Suara.com - Ketua Majelis Tinggi Partai Demokrat Susilo Bambang Yudhoyono (SBY) saat memberikan arahan pada acara peringatan HUT Ke-23 Partai Demokrat mengingatkan negara akan mengalami kekacauan jika ada banyak "matahari" yang memimpin.
Menanggapi hal itu, analis komunikasi politik, Jamiluddin Ritonga menilai, jika pernyataan SBY itu nampaknya ditujukan kepada Presiden terpilih Prabowo Subianto dan Presiden Jokowi. Pasalnya dua tokoh itu akan berebut pengaruh ke depan.
"Pernyataan SBY terkait banyak matahari tampaknya diarahkan pada pemimpin negeri saat ini. Bisa jadi, secara spesifik hal itu ditujukan pada presiden terpilih dan presiden yang akan lengser. Dua sosok ini tampaknya akan berebut pengaruh," kata Jamiluddin kepada Suara.com, Kamis (12/9/2024).

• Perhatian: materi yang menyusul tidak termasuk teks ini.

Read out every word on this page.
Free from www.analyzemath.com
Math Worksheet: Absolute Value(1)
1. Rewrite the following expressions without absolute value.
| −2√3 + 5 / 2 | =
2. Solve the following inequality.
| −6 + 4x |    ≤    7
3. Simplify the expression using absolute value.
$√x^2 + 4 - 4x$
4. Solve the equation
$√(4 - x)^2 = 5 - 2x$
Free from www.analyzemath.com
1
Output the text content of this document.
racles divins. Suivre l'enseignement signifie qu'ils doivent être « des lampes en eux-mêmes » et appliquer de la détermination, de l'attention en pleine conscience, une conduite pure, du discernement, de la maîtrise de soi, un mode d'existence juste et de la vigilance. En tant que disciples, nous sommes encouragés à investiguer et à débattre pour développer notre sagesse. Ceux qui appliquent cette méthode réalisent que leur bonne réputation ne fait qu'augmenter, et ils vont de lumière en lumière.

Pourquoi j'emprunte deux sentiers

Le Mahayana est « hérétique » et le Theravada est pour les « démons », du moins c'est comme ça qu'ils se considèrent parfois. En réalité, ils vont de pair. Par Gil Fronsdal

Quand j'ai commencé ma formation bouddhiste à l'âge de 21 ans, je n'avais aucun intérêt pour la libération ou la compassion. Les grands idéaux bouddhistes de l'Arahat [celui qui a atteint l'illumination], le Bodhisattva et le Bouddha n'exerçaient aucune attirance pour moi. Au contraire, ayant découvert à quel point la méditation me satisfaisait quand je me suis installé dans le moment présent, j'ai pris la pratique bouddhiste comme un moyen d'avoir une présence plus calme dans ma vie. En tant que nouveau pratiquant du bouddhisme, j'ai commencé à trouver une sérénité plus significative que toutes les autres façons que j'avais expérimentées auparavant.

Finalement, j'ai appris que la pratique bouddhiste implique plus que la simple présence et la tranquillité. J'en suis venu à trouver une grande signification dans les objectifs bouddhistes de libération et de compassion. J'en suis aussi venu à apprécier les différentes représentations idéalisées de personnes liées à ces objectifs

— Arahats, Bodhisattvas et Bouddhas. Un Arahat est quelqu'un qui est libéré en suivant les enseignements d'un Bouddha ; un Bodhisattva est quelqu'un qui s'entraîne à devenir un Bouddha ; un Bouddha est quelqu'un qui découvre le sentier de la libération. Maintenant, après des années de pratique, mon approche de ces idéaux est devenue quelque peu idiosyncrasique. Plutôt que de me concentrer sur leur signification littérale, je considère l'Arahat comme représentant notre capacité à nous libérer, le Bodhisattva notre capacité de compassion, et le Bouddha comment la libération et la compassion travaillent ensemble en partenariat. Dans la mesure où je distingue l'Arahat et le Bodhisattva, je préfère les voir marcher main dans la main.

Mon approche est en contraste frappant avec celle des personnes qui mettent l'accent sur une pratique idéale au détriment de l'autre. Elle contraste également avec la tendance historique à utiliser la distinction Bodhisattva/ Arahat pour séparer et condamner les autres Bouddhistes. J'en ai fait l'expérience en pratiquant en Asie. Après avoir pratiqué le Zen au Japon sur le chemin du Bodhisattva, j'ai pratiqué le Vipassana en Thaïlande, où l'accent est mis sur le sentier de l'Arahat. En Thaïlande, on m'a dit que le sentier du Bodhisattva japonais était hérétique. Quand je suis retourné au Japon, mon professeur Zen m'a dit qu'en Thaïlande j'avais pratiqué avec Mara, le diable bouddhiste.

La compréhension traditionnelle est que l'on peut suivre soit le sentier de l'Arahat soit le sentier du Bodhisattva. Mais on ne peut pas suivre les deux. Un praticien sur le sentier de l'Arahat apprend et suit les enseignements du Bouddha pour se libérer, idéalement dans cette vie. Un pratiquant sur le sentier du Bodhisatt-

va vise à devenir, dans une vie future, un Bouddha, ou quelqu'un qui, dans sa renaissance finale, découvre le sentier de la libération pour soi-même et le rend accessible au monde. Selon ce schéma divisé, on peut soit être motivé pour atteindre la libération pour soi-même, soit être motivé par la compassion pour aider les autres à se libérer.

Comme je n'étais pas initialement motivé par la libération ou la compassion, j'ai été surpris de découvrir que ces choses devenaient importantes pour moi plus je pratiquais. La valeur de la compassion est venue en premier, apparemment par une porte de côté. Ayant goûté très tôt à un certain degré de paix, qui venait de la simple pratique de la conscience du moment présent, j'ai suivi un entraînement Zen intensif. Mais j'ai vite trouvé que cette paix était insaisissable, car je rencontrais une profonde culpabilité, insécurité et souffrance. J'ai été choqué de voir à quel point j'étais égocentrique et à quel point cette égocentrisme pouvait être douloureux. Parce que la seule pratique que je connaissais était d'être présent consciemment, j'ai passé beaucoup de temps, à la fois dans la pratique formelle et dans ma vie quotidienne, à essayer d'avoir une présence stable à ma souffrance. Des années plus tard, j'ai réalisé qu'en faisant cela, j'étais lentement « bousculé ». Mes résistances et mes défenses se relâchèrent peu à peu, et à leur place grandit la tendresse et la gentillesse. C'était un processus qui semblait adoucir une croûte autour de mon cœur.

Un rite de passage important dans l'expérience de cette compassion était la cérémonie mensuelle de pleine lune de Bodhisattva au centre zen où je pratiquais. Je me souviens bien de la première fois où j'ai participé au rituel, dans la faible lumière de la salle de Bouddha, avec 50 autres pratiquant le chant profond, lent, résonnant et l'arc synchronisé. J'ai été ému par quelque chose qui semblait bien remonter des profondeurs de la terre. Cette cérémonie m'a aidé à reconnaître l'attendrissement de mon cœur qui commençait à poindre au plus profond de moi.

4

Dia bilang, kekinian Jokowi di satu sisi terkesan ingin menunjukkan bahwa dirinya tetap berpengaruh. Bahkan dikesankan Jokowi akan membayangi Prabowo sebagai presiden.
"Di sisi lain, Prabowo ingin menunjukkan bahwa dirinya sebagai pemimpin yang sah di Indonesia. Untuk itu, Prabowo tampak sudah menyusun formasi kekuasaan, terutama melalui koalisi partai yang sangat besar," beber dia.
Menurut dia, kalau Jokowi terus ingin tetap memiliki pengaruh, maka akan berimplikasi pada efektifitas kekuasaan yang dimiliki Prabowo. Bahkan hal itu akan akan menggeroti kekuasaan yang sah yang dimiliki Prabowo.
Situasi demikian, dapat melemahkan wibawa Prabowo. Karena masyarakat bingung akan mengikuti dualisme kepemimpinan tersebut.
"Hal itu dapat mengganggu stabilitas politik nasional. Implikasinya pembangunan tidak akan dapat berjalan optimal. Masalahnya, apakah Prabowo memang memberi angin kepada Jokowi agar tetap memiliki pengaruh? Kalau ya, maka matahari kembar itu memang diinginkan Prabowo," terangnya.
Lebih lanjut, ia mengatakan, jika memang matahari kembar dibiarkan akan membuat politik nasional semakin tak menentu.
Baca Juga: SBY Wanti-wanti Jangan Banyak Matahari, Analis Langsung Singgung Prabowo Sudah Terdikte Jokowi
"Situasi demikian membuat kredibilitas pemerintahan Prabowo nantinya akam semakin lemah. Ini tentu dapat berimplikasi pasa lemahnya efektitas Prabowo sebagai presiden," pungkasnya.